Zuvor war bekannt geworden, dass Österreich, neben seinem Beitrag zum Schutz der EU-Grenze, Griechenland auch bilateral bei der Sicherung seiner Grenzen zur Türkei unterstützt. Laut dem Bundeskanzleramt stellt die Regierung dafür 13 Beamte der Polizei-Sondereinheit Cobra, eine Drohne, ein gepanzertes Fahrzeug sowie eine Million Euro für humanitäre Hilfe zur Verfügung.

Bundeskanzler Sebastian Kurz habe Innenminister Karl Nehammer (beide ÖVP) damit „beauftragt, in Abstimmung mit den griechischen Kollegen die österreichischen Unterstützungsleistungen auf Schiene zu bringen“, heißt es in einer Aussendung des Bundeskanzleramts. „Wir müssen alles daran setzen, dass die griechische Grenze zu Türkei geschlossen bleibt (...)“, erklärte Kurz demnach. Griechenland brauche „die volle Solidarität und Unterstützung der EU“. „Hilfe vor Ort“ an der griechisch-türkischen Grenze sei „derzeit das wichtigste Mittel, um einen Grenzsturm an der EU-Außengrenze zu verhindern“.

Der Betrag von einer Million Euro an humanitärer Hilfe zur Versorgung von Flüchtlingen auf den griechischen Inseln und der griechisch-türkischen Landgrenze stammt den Angaben zufolge aus dem Auslandkatastrophenfonds (AKF).

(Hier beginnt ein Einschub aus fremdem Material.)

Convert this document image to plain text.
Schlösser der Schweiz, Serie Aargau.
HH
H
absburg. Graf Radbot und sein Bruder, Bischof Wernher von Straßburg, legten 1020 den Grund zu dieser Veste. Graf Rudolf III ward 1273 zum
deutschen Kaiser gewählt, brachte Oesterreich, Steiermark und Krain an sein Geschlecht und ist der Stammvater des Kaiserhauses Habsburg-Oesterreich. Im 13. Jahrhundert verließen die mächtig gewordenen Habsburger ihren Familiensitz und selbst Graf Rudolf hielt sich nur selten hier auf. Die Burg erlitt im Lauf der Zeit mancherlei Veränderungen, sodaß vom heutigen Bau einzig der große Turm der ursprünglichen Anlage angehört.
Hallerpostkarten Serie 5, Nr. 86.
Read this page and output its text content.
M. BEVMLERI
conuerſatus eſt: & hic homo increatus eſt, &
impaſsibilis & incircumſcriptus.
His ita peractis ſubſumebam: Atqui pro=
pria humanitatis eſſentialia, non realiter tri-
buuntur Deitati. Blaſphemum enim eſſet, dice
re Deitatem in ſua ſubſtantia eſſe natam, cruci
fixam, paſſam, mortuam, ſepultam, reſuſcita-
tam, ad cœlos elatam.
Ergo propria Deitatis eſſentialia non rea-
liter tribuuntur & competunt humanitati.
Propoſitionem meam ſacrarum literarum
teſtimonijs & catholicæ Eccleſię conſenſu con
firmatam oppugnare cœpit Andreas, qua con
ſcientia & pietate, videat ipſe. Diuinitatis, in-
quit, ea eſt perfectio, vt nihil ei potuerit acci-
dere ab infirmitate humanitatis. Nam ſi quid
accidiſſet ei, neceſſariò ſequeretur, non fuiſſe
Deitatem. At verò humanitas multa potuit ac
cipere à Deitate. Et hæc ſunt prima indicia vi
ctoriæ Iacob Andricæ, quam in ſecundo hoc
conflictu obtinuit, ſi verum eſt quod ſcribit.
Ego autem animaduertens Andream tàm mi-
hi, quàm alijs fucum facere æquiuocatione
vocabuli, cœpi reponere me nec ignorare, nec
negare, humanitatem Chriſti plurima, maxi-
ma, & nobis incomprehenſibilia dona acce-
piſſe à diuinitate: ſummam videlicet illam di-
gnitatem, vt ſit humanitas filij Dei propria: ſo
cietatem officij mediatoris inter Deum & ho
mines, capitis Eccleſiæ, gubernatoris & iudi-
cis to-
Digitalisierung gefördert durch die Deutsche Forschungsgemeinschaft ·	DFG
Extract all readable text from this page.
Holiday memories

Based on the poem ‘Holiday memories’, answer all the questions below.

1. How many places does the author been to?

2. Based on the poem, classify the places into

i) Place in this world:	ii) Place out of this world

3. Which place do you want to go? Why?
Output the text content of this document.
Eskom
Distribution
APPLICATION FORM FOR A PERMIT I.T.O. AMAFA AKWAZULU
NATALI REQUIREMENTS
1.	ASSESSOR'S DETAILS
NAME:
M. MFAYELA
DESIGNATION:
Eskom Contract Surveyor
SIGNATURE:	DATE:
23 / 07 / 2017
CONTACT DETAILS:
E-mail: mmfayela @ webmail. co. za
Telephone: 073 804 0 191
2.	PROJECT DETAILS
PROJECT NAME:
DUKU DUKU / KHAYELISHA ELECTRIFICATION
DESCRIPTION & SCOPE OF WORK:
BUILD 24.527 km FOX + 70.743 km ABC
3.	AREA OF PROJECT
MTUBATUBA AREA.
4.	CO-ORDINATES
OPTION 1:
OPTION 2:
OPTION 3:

Griechenland erlebt derzeit eine Krise, weil die Türkei entgegen dem EU-Türkei-Flüchtlingsabkommen Ende Februar seine Grenzen in Richtung EU für geöffnet erklärt hat. Seitdem haben bereits Tausende Menschen versucht, nach Griechenland und damit in die Europäische Union zu gelangen. Griechenland hat den Grenzschutz verstärkt und setzte Blendgranaten und Tränengas gegen die andrängenden Migranten ein.

Die Türkei hat rund 3,6 Millionen Flüchtlinge aus Syrien aufgenommen, wo Ankara eine der Parteien im 2011 begonnenen Bürgerkrieg ist. Zuletzt war die Lage in dem Krieg wieder eskaliert, und Hunderttausende Syrer waren auf der Flucht Richtung türkische Grenze. Außerdem leben in der Türkei viele Flüchtlinge und andere Migranten aus Afghanistan und anderen Ländern.

Die EU wirft der Türkei vor, die Migranten gegenüber Brüssel als Druckmittel zu missbrauchen. Die Türkei wiederum beschuldigt die EU, ihre Zusagen aus dem im März 2016 geschlossenen Flüchtlingsabkommen nicht einzuhalten. Nachdem 2015 Hunderttausende Flüchtlinge über die sogenannte Balkan-Route nach Mitteleuropa gekommen waren, hatte sich Ankara in dem Abkommen verpflichtet, alle auf den griechischen Ägäis-Inseln ankommenden Flüchtlinge zurückzunehmen und stärker gegen Schlepperbanden vorzugehen. Die EU versprach der Türkei Milliardenhilfen, eine beschleunigte Visa-Erleichterung und die Modernisierung der Zollunion.

In der Debatte um die Flüchtlings- und Migrationspolitik der vergangenen Jahre war der Begriff „Hilfe vor Ort“ vornehmlich für Hilfe in Krisenregionen selbst verwendet worden, damit Fluchtursachen bekämpft würden und sich Flüchtlinge und Migranten gar nicht in Richtung Europa auf den Weg machten, nicht für Hilfe für Schutzsuchende, die sich bereits auf den Weg nach Europa gemacht haben. Kritiker, darunter Hilfsorganisationen, haben in der Vergangenheit bemängelt, dass österreichische Politiker zwar „Hilfe vor Ort“ gefordert haben, aber zu wenig Mittel zu diesem Zweck zur Verfügung gestellt wurden.